Transfer learning for imbalanced visual recognition
This project studies visual classification under a realistic long-tailed distribution. It compares a handcrafted-feature baseline with VGG16 transfer learning, then evaluates how augmentation, tuning, and fine-tuning affect class-level performance.
Challenge
- Real-world visual datasets often have uneven class distributions and varied backgrounds.
- A classical baseline is useful, but may struggle with complex visual variation.
- The evaluation needs to consider class balance, not only overall accuracy.
System architecture
Data and inputs
- Open Images data for three classes: Car, Dog, and Person.
- 2,402 training images and 598 validation images.
- Imbalanced, in-the-wild visual samples with diverse backgrounds and viewpoints.
Technical approach
- Build a HOG+SVM baseline to establish traditional visual-feature performance.
- Use VGG16 as a pretrained feature extractor with a custom dense classification head.
- Apply augmentation, dropout, and learning-rate tuning to improve generalization.
- Run a fine-tuning experiment by unfreezing deeper VGG16 layers.
Evaluation and results
2,402 training images / 598 validation images
HOG+SVM accuracy 67.00%
Tuned VGG16 accuracy 92.00%
- HOG+SVM reached 67.00% accuracy and struggled with visual variation.
- The tuned VGG16 workflow reached 92.00% accuracy with stronger class balance.
- Fine-tuned VGG16 reached 89.30%, strong but lower than the tuned frozen-transfer setup.

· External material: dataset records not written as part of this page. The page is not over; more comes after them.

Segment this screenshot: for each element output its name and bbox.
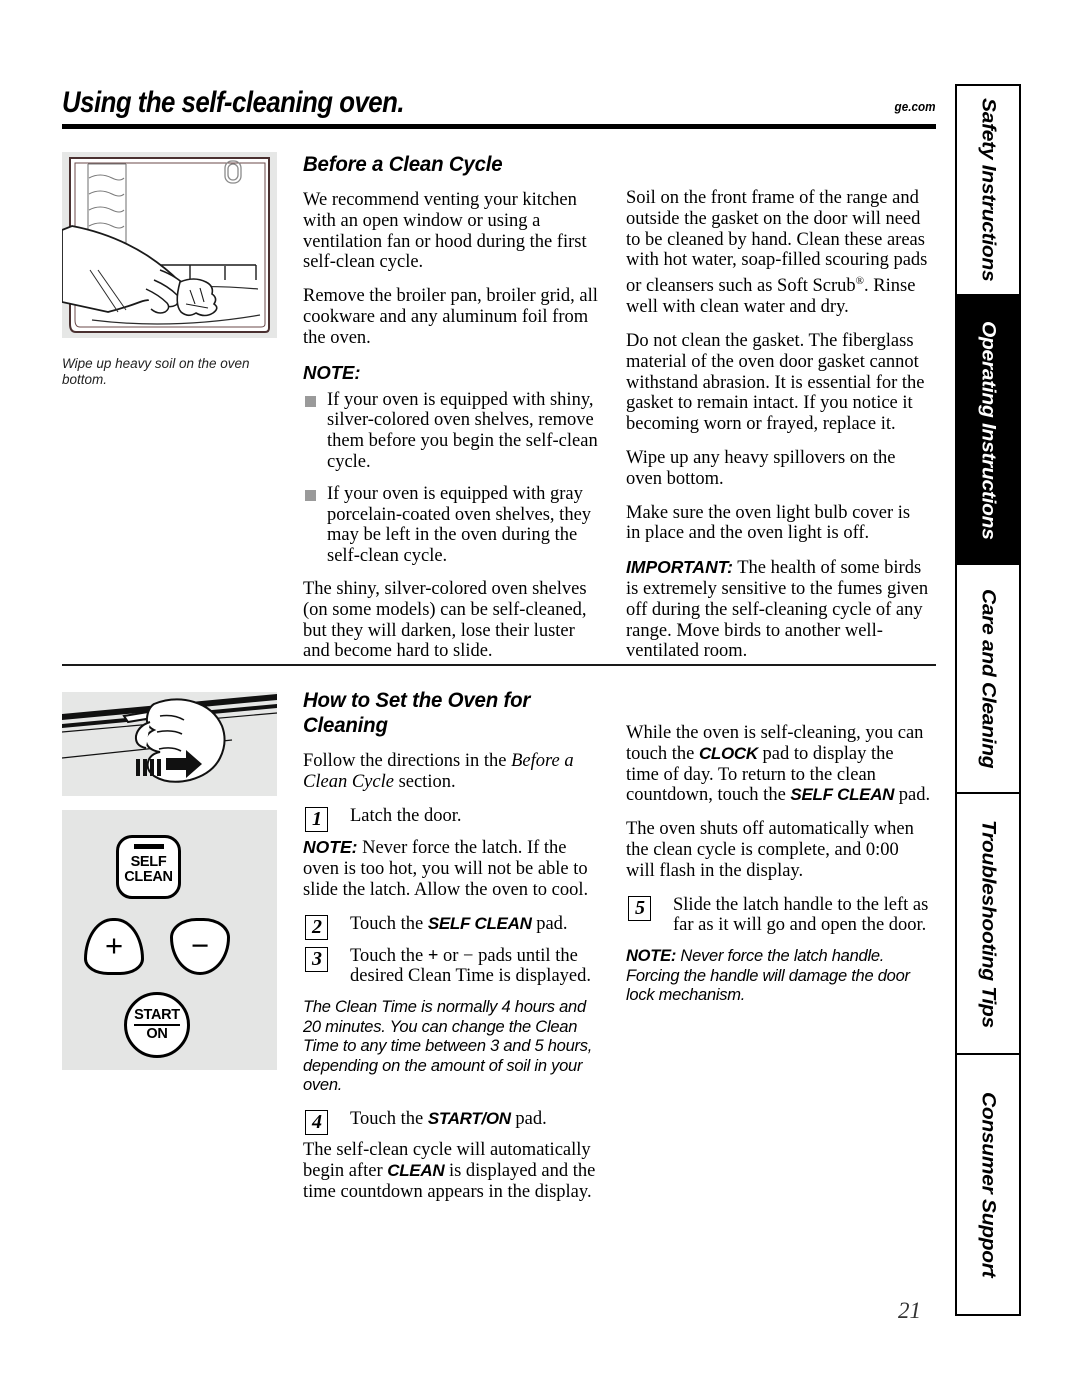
note-paragraph: NOTE: Never force the latch handle. Forc… xyxy=(626,947,931,1006)
step-text: Touch the START/ON pad. xyxy=(350,1109,547,1129)
paragraph: Remove the broiler pan, broiler grid, al… xyxy=(303,286,598,348)
paragraph: We recommend venting your kitchen with a… xyxy=(303,190,587,273)
minus-pad[interactable]: − xyxy=(170,918,230,975)
note-paragraph: NOTE: Never force the latch. If the oven… xyxy=(303,837,603,900)
self-clean-pad-label-line2: CLEAN xyxy=(124,869,173,885)
paragraph: The shiny, silver-colored oven shelves (… xyxy=(303,578,587,662)
tab-label: Care and Cleaning xyxy=(977,588,1000,769)
step-text-post: pad. xyxy=(510,1108,547,1129)
page-header: Using the self-cleaning oven. ge.com xyxy=(62,86,936,134)
minus-pad-name: − xyxy=(463,945,474,966)
paragraph: Do not clean the gasket. The fiberglass … xyxy=(626,330,925,435)
latch-slide-illustration xyxy=(62,692,277,796)
step-text: Touch the + or − pads until the desired … xyxy=(350,946,591,987)
page-number: 21 xyxy=(898,1298,921,1323)
pad-name: START/ON xyxy=(427,1108,511,1128)
clean-time-note: The Clean Time is normally 4 hours and 2… xyxy=(303,998,593,1095)
website-url: ge.com xyxy=(895,99,936,114)
registered-trademark-icon: ® xyxy=(855,275,865,288)
step-4: 4 Touch the START/ON pad. xyxy=(303,1109,603,1135)
tab-troubleshooting-tips[interactable]: Troubleshooting Tips xyxy=(957,793,1019,1056)
oven-wipe-caption: Wipe up heavy soil on the oven bottom. xyxy=(62,356,250,387)
header-rule xyxy=(62,124,936,129)
self-clean-pad[interactable]: SELF CLEAN xyxy=(116,835,181,899)
step-text-pre: Touch the xyxy=(350,1108,428,1129)
step-text-pre: Touch the xyxy=(350,945,428,966)
oven-wipe-drawing xyxy=(62,152,277,338)
step-text: Latch the door. xyxy=(350,805,462,826)
section-tab-strip: Safety Instructions Operating Instructio… xyxy=(955,84,1021,1316)
tab-label: Troubleshooting Tips xyxy=(977,819,1000,1028)
tab-consumer-support[interactable]: Consumer Support xyxy=(957,1055,1019,1314)
control-panel-illustration: SELF CLEAN + − START ON xyxy=(62,810,277,1070)
step-number: 2 xyxy=(305,914,328,940)
plus-icon: + xyxy=(104,928,124,963)
paragraph-text: pad. xyxy=(894,785,931,806)
note-label: NOTE: xyxy=(303,837,358,858)
how-to-set-oven-left-column: How to Set the Oven for Cleaning Follow … xyxy=(303,688,603,1203)
section-divider xyxy=(62,664,936,666)
minus-icon: − xyxy=(190,928,210,963)
start-on-pad-label-line2: ON xyxy=(146,1026,168,1042)
manual-page: Using the self-cleaning oven. ge.com Saf… xyxy=(0,0,1080,1397)
list-item: If your oven is equipped with gray porce… xyxy=(303,484,599,567)
paragraph: The self-clean cycle will automatically … xyxy=(303,1140,603,1202)
paragraph-text: Follow the directions in the xyxy=(303,751,512,771)
start-on-pad-label-line1: START xyxy=(134,1008,180,1026)
paragraph: While the oven is self-cleaning, you can… xyxy=(626,723,931,806)
tab-care-and-cleaning[interactable]: Care and Cleaning xyxy=(957,565,1019,794)
indicator-bar-icon xyxy=(133,844,164,849)
step-text-pre: Touch the xyxy=(350,913,428,934)
tab-label: Consumer Support xyxy=(977,1092,1000,1278)
before-clean-cycle-left-column: Before a Clean Cycle We recommend ventin… xyxy=(303,152,599,662)
start-on-pad[interactable]: START ON xyxy=(124,992,190,1058)
tab-safety-instructions[interactable]: Safety Instructions xyxy=(957,86,1019,297)
step-text: Touch the SELF CLEAN pad. xyxy=(350,914,568,934)
paragraph: The oven shuts off automatically when th… xyxy=(626,819,914,881)
before-clean-cycle-right-column: Soil on the front frame of the range and… xyxy=(626,188,929,662)
paragraph-text: section. xyxy=(393,771,456,792)
step-number: 4 xyxy=(305,1109,328,1135)
note-label: NOTE: xyxy=(303,361,361,383)
paragraph: Soil on the front frame of the range and… xyxy=(626,188,929,318)
paragraph: Follow the directions in the Before a Cl… xyxy=(303,751,603,793)
pad-name: SELF CLEAN xyxy=(427,913,532,933)
important-label: IMPORTANT: xyxy=(626,557,733,578)
paragraph: Wipe up any heavy spillovers on the oven… xyxy=(626,447,896,489)
latch-slide-drawing xyxy=(62,692,277,796)
step-text-mid: or xyxy=(438,945,464,966)
step-number: 1 xyxy=(305,806,328,832)
page-title: Using the self-cleaning oven. xyxy=(62,86,405,119)
step-text-post: pad. xyxy=(531,913,568,934)
paragraph: Make sure the oven light bulb cover is i… xyxy=(626,502,911,544)
display-word: CLEAN xyxy=(387,1161,445,1181)
section-heading-before-clean-cycle: Before a Clean Cycle xyxy=(303,152,503,176)
step-5: 5 Slide the latch handle to the left as … xyxy=(626,895,931,937)
tab-label: Operating Instructions xyxy=(977,320,1000,540)
list-item: If your oven is equipped with shiny, sil… xyxy=(303,390,599,473)
step-number: 3 xyxy=(305,946,328,972)
plus-pad[interactable]: + xyxy=(84,918,144,975)
plus-pad-name: + xyxy=(427,945,439,966)
step-3: 3 Touch the + or − pads until the desire… xyxy=(303,946,603,988)
important-paragraph: IMPORTANT: The health of some birds is e… xyxy=(626,557,929,662)
tab-operating-instructions[interactable]: Operating Instructions xyxy=(957,296,1019,566)
self-clean-pad-label-line1: SELF xyxy=(130,853,167,870)
step-number: 5 xyxy=(628,895,651,921)
pad-name: SELF CLEAN xyxy=(790,785,895,805)
oven-wipe-illustration xyxy=(62,152,277,338)
note-bullet-list: If your oven is equipped with shiny, sil… xyxy=(303,390,599,567)
step-1: 1 Latch the door. xyxy=(303,805,603,832)
pad-name: CLOCK xyxy=(698,743,758,763)
how-to-set-oven-right-column: While the oven is self-cleaning, you can… xyxy=(626,723,931,1019)
section-heading-how-to-set-oven: How to Set the Oven for Cleaning xyxy=(303,688,531,737)
note-label: NOTE: xyxy=(626,947,677,966)
step-2: 2 Touch the SELF CLEAN pad. xyxy=(303,914,603,940)
step-text: Slide the latch handle to the left as fa… xyxy=(673,894,929,936)
tab-label: Safety Instructions xyxy=(977,98,1000,282)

- Class-level precision, recall, and F1 stayed balanced across Car, Dog, and Person.
Implementation and code
Implementation focus
The implementation connects data preparation, modeling, evaluation, and interpretation in a structured workflow that makes the technical decisions clear.
Source code
The code is available for exploring the implementation details and extending the experiment when needed.
Scope and responsible use
The project is a focused modeling and evaluation study. Broader use should be supported by validation on additional data, robustness checks, monitoring, and domain-specific evaluation.
Future development
- Add more classes and stronger long-tail imbalance.
- Compare VGG16 with newer lightweight architectures.
- Expand interpretability with saliency maps and failure-case review.
Technical contribution
The project demonstrates how to compare traditional and deep-learning approaches under realistic visual-data imbalance while using class-level evaluation to avoid misleading conclusions.